Why is recycling important 10 points?

Stanford recycled, composted and otherwise reduced its waste by 62% and reduced landfills by 35%. There are many reasons why recycling is essential. Not only can it help reduce your carbon footprint, but it also helps reduce the need to harvest raw materials, saves energy, reduces greenhouse gases, prevents pollution, and more. Making products from recycled materials requires less energy than making them from new raw materials.

Much less energy is needed to manufacture products with recycled materials than with raw materials. For example, recycling a glass bottle saves enough energy to turn on a 100-watt bulb for four hours. Like recycling most materials, paper recycling saves energy, reduces greenhouse gases, and conserves crucial natural resources. In addition, the more paper is recycled, the less paper there is in landfills.

Since paper can be recycled, it's important to leave space in landfills for materials that can't be reused through recycling. Paper takes up space in landfills and is wasted because it can be efficiently recycled. Recycling is also crucial because of the way waste can affect animals (and, consequently, humans because, you know, the food chain). It can mean that instead of throwing away broken furniture, materials are recycled to produce something new.

Despite everything, a recycling facility means more jobs in the local community, which translates into more people with money to spend on local businesses and preserve the community's financial stability. Recycling solves this problem because recycling dumps less waste and saves valuable space. The question of time must also be taken into account, since it often takes less time to prepare recycled materials than to work with raw materials. By using recycled scrap as a material, 92 percent of energy is saved for aluminum, 90 percent for copper and 56 percent for steel.

In response to some of these challenges, the EPA has developed several products to help communities improve their recycling programs. Using recycled metal, also known as scrap metal, instead of “new metal” also reduces mining waste by 97 percent. Whichever way you look at it, the benefits of recycling are enough for all of us to make an effort. Buying recycled paper or glass products not only helps reduce the amount of waste produced, but it also helps promote the recycling industry.

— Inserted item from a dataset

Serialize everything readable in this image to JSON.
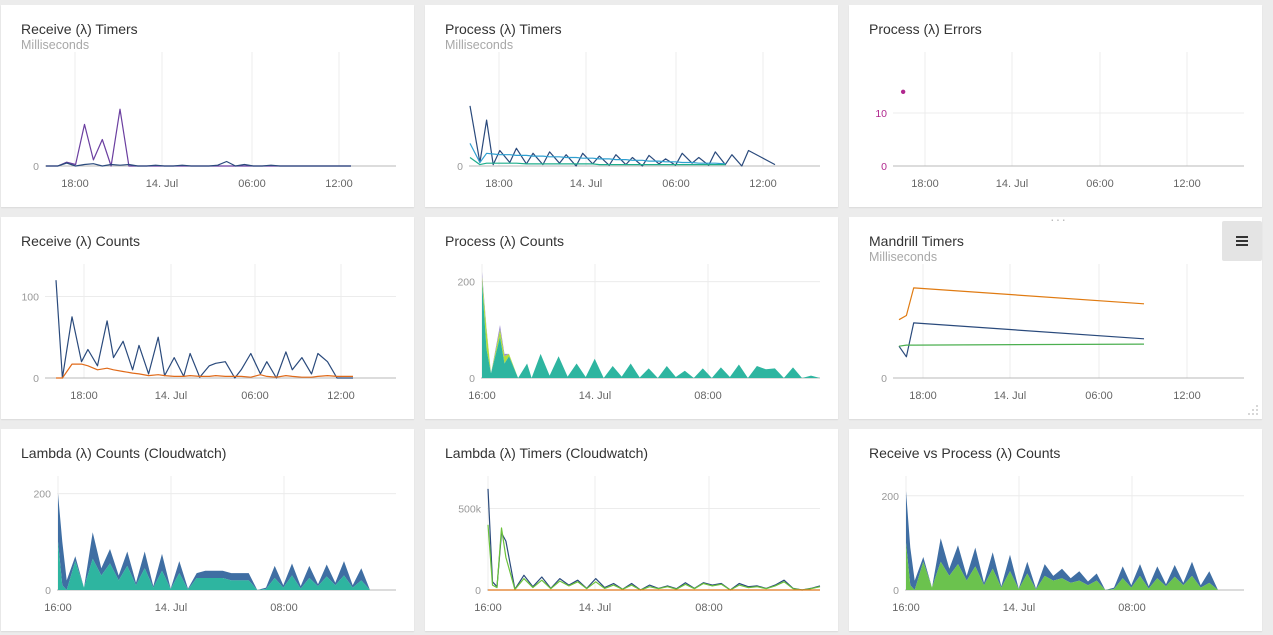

Some of those benefits apply directly to those who decide it's worth the time and effort to recycle, while other benefits only begin to appear over time. The EPA reports that recycling actually helps create jobs in both the recycling and manufacturing industries in the United States. If you have to get it, buy something that can be used again and, if you get something that professionals need to recycle, put it in the recycling bin. If you're not throwing away any of your old products and instead using them for something new, you're actually recycling.

Vickie Zaidel
Vickie Zaidel

Freelance music maven. Gamer. Infuriatingly humble pop culture evangelist. Avid travel aficionado. Incurable tv maven. Lifelong internet nerd.